FIG. 1 is a sectional view of a conventional air engine, FIG. 2 is a sectional view showing an embodiment of the air engine of the present invention, and FIGS. 3 to 6 are sectional views illustrating its operation. 21... Cylinder, 22... Concave groove, 23... Piston, 24... Rod, 27... Exhaust port J2B,
29... Spool switching pressure supply port, 31, 32...
・Piston drive pressure supply/discharge port, 41...Switching valve, 42・
...Valve body, 43...Spool, shaver...concave groove, 45
, 46-...Flange part, 47...Air supply port, Tsukuda, 4
9...Piston drive pressure supply/discharge port, 51, 52...
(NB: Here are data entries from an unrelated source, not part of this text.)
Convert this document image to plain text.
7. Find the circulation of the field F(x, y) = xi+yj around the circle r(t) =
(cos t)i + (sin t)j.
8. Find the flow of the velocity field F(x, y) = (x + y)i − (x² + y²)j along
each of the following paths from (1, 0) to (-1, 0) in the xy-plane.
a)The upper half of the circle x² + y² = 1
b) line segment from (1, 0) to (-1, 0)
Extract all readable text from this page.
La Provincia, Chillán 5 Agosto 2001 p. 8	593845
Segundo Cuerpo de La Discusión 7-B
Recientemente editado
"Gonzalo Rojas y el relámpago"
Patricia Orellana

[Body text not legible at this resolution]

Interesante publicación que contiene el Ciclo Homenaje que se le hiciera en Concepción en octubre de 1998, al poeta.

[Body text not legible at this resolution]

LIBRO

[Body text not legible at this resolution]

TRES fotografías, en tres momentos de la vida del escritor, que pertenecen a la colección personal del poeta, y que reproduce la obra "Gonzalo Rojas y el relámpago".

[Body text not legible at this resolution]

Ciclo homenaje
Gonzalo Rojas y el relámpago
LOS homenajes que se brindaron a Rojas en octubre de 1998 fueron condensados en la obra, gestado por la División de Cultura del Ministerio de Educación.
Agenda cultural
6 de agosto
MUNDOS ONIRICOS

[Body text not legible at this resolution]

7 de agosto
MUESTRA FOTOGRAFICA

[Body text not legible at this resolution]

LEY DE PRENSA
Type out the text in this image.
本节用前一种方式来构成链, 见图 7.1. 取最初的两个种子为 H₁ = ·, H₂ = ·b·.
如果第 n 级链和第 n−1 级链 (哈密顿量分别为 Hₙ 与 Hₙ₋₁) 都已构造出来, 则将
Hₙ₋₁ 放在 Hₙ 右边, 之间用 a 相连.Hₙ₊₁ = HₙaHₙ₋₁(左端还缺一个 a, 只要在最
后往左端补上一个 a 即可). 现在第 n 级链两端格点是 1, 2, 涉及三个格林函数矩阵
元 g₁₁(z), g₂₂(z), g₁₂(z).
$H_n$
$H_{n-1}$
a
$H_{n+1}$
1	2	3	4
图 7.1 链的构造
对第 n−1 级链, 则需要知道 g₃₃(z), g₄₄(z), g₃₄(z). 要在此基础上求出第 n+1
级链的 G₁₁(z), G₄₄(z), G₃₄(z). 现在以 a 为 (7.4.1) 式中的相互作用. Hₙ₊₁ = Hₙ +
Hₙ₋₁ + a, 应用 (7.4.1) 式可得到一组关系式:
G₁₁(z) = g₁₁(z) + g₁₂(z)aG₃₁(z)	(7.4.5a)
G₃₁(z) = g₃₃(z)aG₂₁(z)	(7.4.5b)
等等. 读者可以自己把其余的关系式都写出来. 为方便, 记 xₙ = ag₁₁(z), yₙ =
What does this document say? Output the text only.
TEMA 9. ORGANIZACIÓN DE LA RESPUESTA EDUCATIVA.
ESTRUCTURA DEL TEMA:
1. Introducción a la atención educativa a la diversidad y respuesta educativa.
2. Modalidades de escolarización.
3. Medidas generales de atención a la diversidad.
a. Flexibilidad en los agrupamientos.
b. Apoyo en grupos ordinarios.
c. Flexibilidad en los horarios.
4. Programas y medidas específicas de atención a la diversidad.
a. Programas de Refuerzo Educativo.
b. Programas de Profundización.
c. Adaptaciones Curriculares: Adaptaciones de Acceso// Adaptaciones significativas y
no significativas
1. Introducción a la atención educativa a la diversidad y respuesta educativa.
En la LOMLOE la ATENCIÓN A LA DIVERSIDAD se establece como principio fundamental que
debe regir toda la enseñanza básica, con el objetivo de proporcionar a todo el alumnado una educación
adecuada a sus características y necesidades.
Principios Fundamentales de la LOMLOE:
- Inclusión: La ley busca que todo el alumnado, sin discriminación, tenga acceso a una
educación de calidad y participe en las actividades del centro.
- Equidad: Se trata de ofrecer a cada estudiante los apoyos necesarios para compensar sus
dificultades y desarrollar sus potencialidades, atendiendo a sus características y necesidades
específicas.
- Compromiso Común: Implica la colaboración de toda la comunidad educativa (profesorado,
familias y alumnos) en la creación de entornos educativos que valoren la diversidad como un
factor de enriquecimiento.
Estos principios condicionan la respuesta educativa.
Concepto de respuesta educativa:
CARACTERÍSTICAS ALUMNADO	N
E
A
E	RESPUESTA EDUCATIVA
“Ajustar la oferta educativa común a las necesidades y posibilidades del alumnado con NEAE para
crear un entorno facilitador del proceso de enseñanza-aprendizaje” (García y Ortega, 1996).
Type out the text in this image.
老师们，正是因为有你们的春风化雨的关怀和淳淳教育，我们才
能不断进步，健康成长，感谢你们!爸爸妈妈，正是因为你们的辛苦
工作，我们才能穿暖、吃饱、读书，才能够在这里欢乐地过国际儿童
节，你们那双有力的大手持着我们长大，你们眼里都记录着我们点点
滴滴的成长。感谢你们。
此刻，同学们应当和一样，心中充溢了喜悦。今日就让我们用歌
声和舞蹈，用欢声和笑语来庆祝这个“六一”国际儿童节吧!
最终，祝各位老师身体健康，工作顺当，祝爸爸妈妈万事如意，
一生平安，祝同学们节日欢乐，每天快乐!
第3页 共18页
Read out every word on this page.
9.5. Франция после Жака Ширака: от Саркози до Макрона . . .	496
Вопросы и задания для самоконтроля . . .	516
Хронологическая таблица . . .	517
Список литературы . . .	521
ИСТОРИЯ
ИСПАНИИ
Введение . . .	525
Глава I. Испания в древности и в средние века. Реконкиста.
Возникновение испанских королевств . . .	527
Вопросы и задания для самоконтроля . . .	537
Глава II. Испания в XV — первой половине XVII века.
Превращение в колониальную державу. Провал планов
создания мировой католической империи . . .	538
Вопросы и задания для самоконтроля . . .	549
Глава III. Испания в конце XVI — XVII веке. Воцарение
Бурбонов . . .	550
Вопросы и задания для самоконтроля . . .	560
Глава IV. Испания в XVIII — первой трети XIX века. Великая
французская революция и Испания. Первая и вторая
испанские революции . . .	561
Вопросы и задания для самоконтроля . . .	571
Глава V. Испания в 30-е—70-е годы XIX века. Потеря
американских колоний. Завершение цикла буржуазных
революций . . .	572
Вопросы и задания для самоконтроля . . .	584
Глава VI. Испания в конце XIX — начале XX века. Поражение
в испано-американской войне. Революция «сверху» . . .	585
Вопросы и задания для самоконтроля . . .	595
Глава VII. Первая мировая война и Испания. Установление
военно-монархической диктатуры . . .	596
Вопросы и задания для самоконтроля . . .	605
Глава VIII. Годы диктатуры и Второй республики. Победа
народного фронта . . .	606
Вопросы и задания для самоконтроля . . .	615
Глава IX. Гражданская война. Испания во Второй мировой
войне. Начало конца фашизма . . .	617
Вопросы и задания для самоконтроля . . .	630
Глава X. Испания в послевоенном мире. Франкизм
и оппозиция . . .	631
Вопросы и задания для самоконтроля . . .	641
Supply port for spool switching pressure.

Claims (1)

[Scope of utility model registration request] A piston with a concave groove on the outer circumferential surface is fitted into the cylinder, a rod is fixed to this piston, a load is connected to this rod, an exhaust port is provided in the center of the cylinder, and the spool is switched between the left and right sides. A piston driving pressure supply and discharge date is provided at the left and right ends of the cylinder, and the spool switching pressure supply port on one side of the cylinder is opened with the piston in contact with the left and right inner ends of the cylinder. One of the piston drive pressure supply and discharge ports is positioned so as to communicate with the other, and the other spool switching pressure supply and discharge port is located so as to communicate with the exhaust port through the concave groove of the piston, and the switching valve A spool is fitted into the inside of the valve body so as to be freely advanced and retracted, a concave groove is provided on the outer peripheral surface of the spool, flange portions of the same diameter are provided on the left and right ends, and an air supply port is provided in the center of the valve body. Supply/discharge dates for piston driving pressure are provided on the left and right sides, and supply/discharge dates for spool switching pressure are provided on the left and right ends of the valve body, respectively. With the valve body in contact with the left and right inner ends of the valve body, the piston drive pressure supply and discharge ports on one side of the valve body are positioned so as to communicate with the spool switching pressure supply and discharge ports on the other side, and the piston drive pressure supply and discharge ports on the other side The opening is positioned so as to communicate with the air supply port through the concave groove of the spool, and the left and right spool switching pressure supply and discharge ports of the cylinder are respectively connected to the left and right spool switching pressure supply and discharge ports of the switching valve, An air engine characterized in that the left and right piston drive pressure supply and discharge ports of the cylinder are connected to the left and right piston drive pressure supply and discharge ports of the switching valve, respectively.